The work paving the way to this achievement began in 1991. In West Virginia, like in many other states, funding Medicaid had become increasingly more difficult with the program's steadily rising budget. West Virginia was also having difficulties convincing health care providers to participate in Medicaid. With these problems in mind, the West Virginia legislature adopted a plan: a tax on Medicaid providers' reimbursement, which would "enhance" reimbursement rates to "reasonable and customary."
During discussion of this proposed legislation, WVCS was able to get member Michael Evans, DC, appointed to the General Medicaid Enhancement Board. The purpose of this board (and the four other advisory boards) was to make recommendations to the Office of Medical Services regarding the enhanced fee schedule for the new Medicaid program, which would go into effect January 1, 1992.
In early discussions of the proposed legislation, Dr. Evans dealt with the usual negative response chiropractic receives when attempting to expand coverage: West Virginia did not want to "go beyond HCFA guidelines and therefore put the state in jeopardy of losing federal matching funds." After considerable research, WVCS agreed that chiropractic must stay within the federal guidelines. The Society's argument to the Office of Medical Services was that although the guidelines did restrict chiropractors to spinal manipulation only, it did not forbid expansion of visits. WVCS also interpreted the clause "other lab and x-ray services" under Medicaid to mean that chiropractors could be reimbursed for x-rays because they are within the chiropractic scope of practice as defined by state law. The WVCS' interpretation of the clause was met with uncertainty by the state Medicaid director, who said that it would be necessary to check with the consultant in Washington, D.C.

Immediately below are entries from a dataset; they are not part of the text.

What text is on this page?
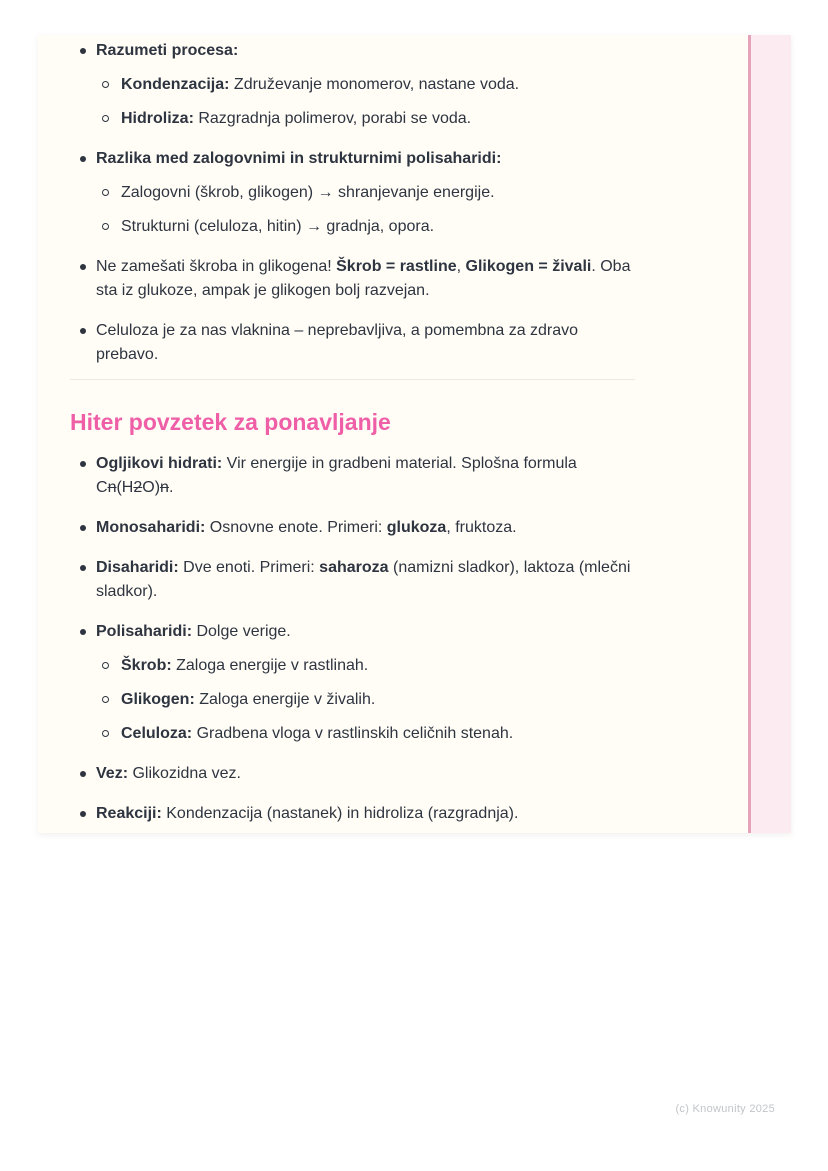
Razumeti procesa:
Kondenzacija: Združevanje monomerov, nastane voda.
Hidroliza: Razgradnja polimerov, porabi se voda.
Razlika med zalogovnimi in strukturnimi polisaharidi:
Zalogovni (škrob, glikogen) → shranjevanje energije.
Strukturni (celuloza, hitin) → gradnja, opora.
Ne zamešati škroba in glikogena! Škrob = rastline, Glikogen = živali. Oba sta iz glukoze, ampak je glikogen bolj razvejan.
Celuloza je za nas vlaknina – neprebavljiva, a pomembna za zdravo prebavo.
Hiter povzetek za ponavljanje
Ogljikovi hidrati: Vir energije in gradbeni material. Splošna formula Cn(H2O)n.
Monosaharidi: Osnovne enote. Primeri: glukoza, fruktoza.
Disaharidi: Dve enoti. Primeri: saharoza (namizni sladkor), laktoza (mlečni sladkor).
Polisaharidi: Dolge verige.
Škrob: Zaloga energije v rastlinah.
Glikogen: Zaloga energije v živalih.
Celuloza: Gradbena vloga v rastlinskih celičnih stenah.
Vez: Glikozidna vez.
Reakciji: Kondenzacija (nastanek) in hidroliza (razgradnja).
(c) Knowunity 2025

WVCS did not wait for the state Medicaid director to look into the matter. Instead, the Society took the initiative and presented its interpretation to the director of Medicaid under the Bush administration, Ms. Christine Nye. Her response was certainly a positive one for chiropractic in West Virginia: "We agree with your interpretation ..."

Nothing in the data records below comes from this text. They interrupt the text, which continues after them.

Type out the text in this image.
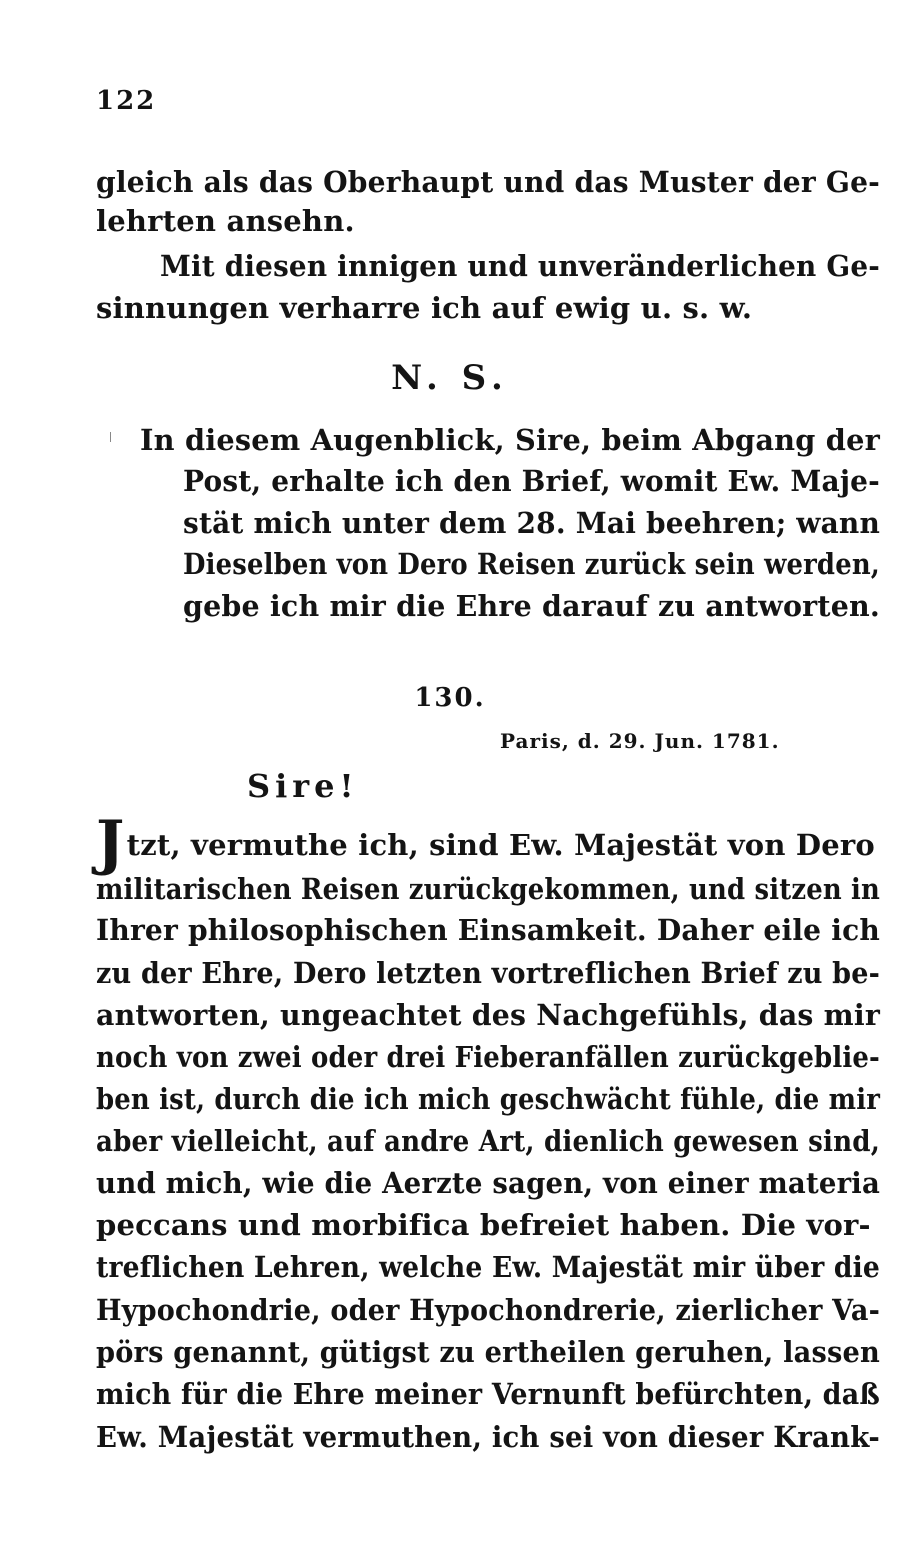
122
gleich als das Oberhaupt und das Muster der Ge-
lehrten ansehn.
Mit diesen innigen und unveränderlichen Ge-
sinnungen verharre ich auf ewig u. s. w.
N. S.
In diesem Augenblick, Sire, beim Abgang der
Post, erhalte ich den Brief, womit Ew. Maje-
stät mich unter dem 28. Mai beehren; wann
Dieselben von Dero Reisen zurück sein werden,
gebe ich mir die Ehre darauf zu antworten.
130.
Paris, d. 29. Jun. 1781.
Sire!
Jtzt, vermuthe ich, sind Ew. Majestät von Dero
militarischen Reisen zurückgekommen, und sitzen in
Ihrer philosophischen Einsamkeit. Daher eile ich
zu der Ehre, Dero letzten vortreflichen Brief zu be-
antworten, ungeachtet des Nachgefühls, das mir
noch von zwei oder drei Fieberanfällen zurückgeblie-
ben ist, durch die ich mich geschwächt fühle, die mir
aber vielleicht, auf andre Art, dienlich gewesen sind,
und mich, wie die Aerzte sagen, von einer materia
peccans und morbifica befreiet haben. Die vor-
treflichen Lehren, welche Ew. Majestät mir über die
Hypochondrie, oder Hypochondrerie, zierlicher Va-
pörs genannt, gütigst zu ertheilen geruhen, lassen
mich für die Ehre meiner Vernunft befürchten, daß
Ew. Majestät vermuthen, ich sei von dieser Krank-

Upon recommendation of the advisory board, and after approval by the state Medicaid director, chiropractic was set at 30 visits per year at $24.00 per visit ($18.48 after tax) and x-ray reimbursement. To provide funding, the West Virginia legislature instituted a 23 percent tax on Medicaid reimbursements received by health care providers. These monies were used for the state's share so the it could receive the three to one matching funds from the federal government. Congress later ruled that West Virginia could no longer use this method of taxation, but instead needed to institute a "broad based" tax. The 23 percent tax on reimbursements was allowed to continue until June 30, 1993.

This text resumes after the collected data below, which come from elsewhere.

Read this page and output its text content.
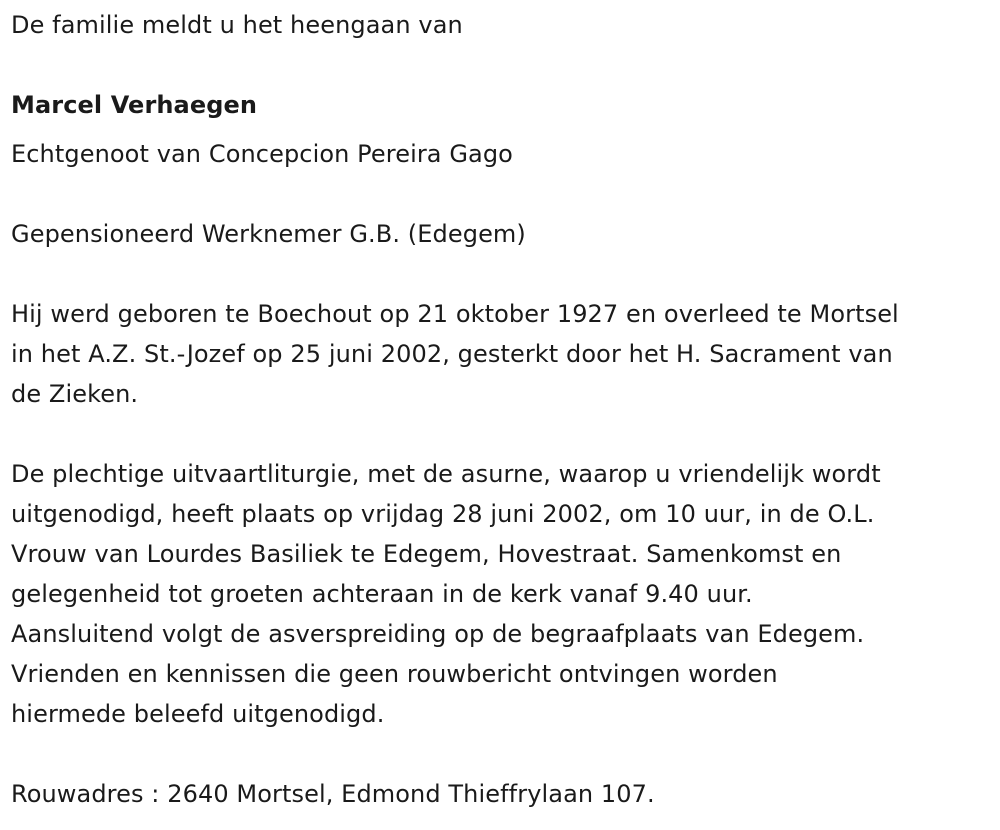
De familie meldt u het heengaan van
Marcel Verhaegen
Echtgenoot van Concepcion Pereira Gago
Gepensioneerd Werknemer G.B. (Edegem)
Hij werd geboren te Boechout op 21 oktober 1927 en overleed te Mortsel
in het A.Z. St.-Jozef op 25 juni 2002, gesterkt door het H. Sacrament van
de Zieken.
De plechtige uitvaartliturgie, met de asurne, waarop u vriendelijk wordt
uitgenodigd, heeft plaats op vrijdag 28 juni 2002, om 10 uur, in de O.L.
Vrouw van Lourdes Basiliek te Edegem, Hovestraat. Samenkomst en
gelegenheid tot groeten achteraan in de kerk vanaf 9.40 uur.
Aansluitend volgt de asverspreiding op de begraafplaats van Edegem.
Vrienden en kennissen die geen rouwbericht ontvingen worden
hiermede beleefd uitgenodigd.
Rouwadres : 2640 Mortsel, Edmond Thieffrylaan 107.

That meant that July of 1993 brought yet again a challenge to the West Virginia Chiropractic Society and the state legislature. After discussing several funding options for the Medicaid program, the legislature chose to implement a "broad based" health care provider tax on gross receipts, and a cut in the fee schedule across the board. Obviously, health care providers opposed this method of taxation for funding, but the chiropractic profession was forced to face some tough choices. Chiropractic is an optional program, and had the choice to exclude itself from Medicaid to escape taxation. In the short term, the decision to opt out may have been financially attractive, but the long-term consequences would have proved disastrous to the profession's future in the health care arena. The WVCS' position was that it had worked very hard for chiropractic equality and inclusion, and giving up those two things would not be worth escaping taxation. Through negotiation with the governor and through forceful legislative leadership, chiropractic achieved the lowest rate of gross receipts tax at 1.75 percent, compared to the MDs' tax at two percent.
The fact that chiropractic was at the bargaining table with all health care providers, and had as much political strength as any other group there, was a great achievement. The WVCS' winning strategy was to educate and communicate with the state legislature and administrative leaders and the Society credits this, and the leadership of then-President Dr. Joseph Martin, as the keys to their success.
"Our goal in the Society is to 'educate rather than litigate,'" said Dr. Evans. "Educating the legislators was the easy part. They were receptive to the current chiropractic research. Things got more difficult when we began to deal with the state agency overseeing Medicaid. Old prejudices and attitudes do die hard and it made getting through the red tape that much harder. The fact that we had to work within a limited budget didn't help either. But persistence paid off and we have made significant progress elevating chiropractic from the pre-enhancement levels. There is still more to be done and we are pursuing higher levels of coverage but current budget limitations are our biggest hurdle."
Currently, the WVCS is mailing various educational materials, such as the Manga Report, to legislators and the governor's staff. The Society has already contacted the medical directors and regional contracting directors of many managed care companies including Aetna and SIGNA to insure chiropractic inclusion in their networks. Looking ahead, West Virginia's 1994 Medicaid budget is estimated to be 10 percent below the anticipated revenues. The WVCS and the chiropractic profession will need to be ready once again when the legislature again asks, "What will we do?"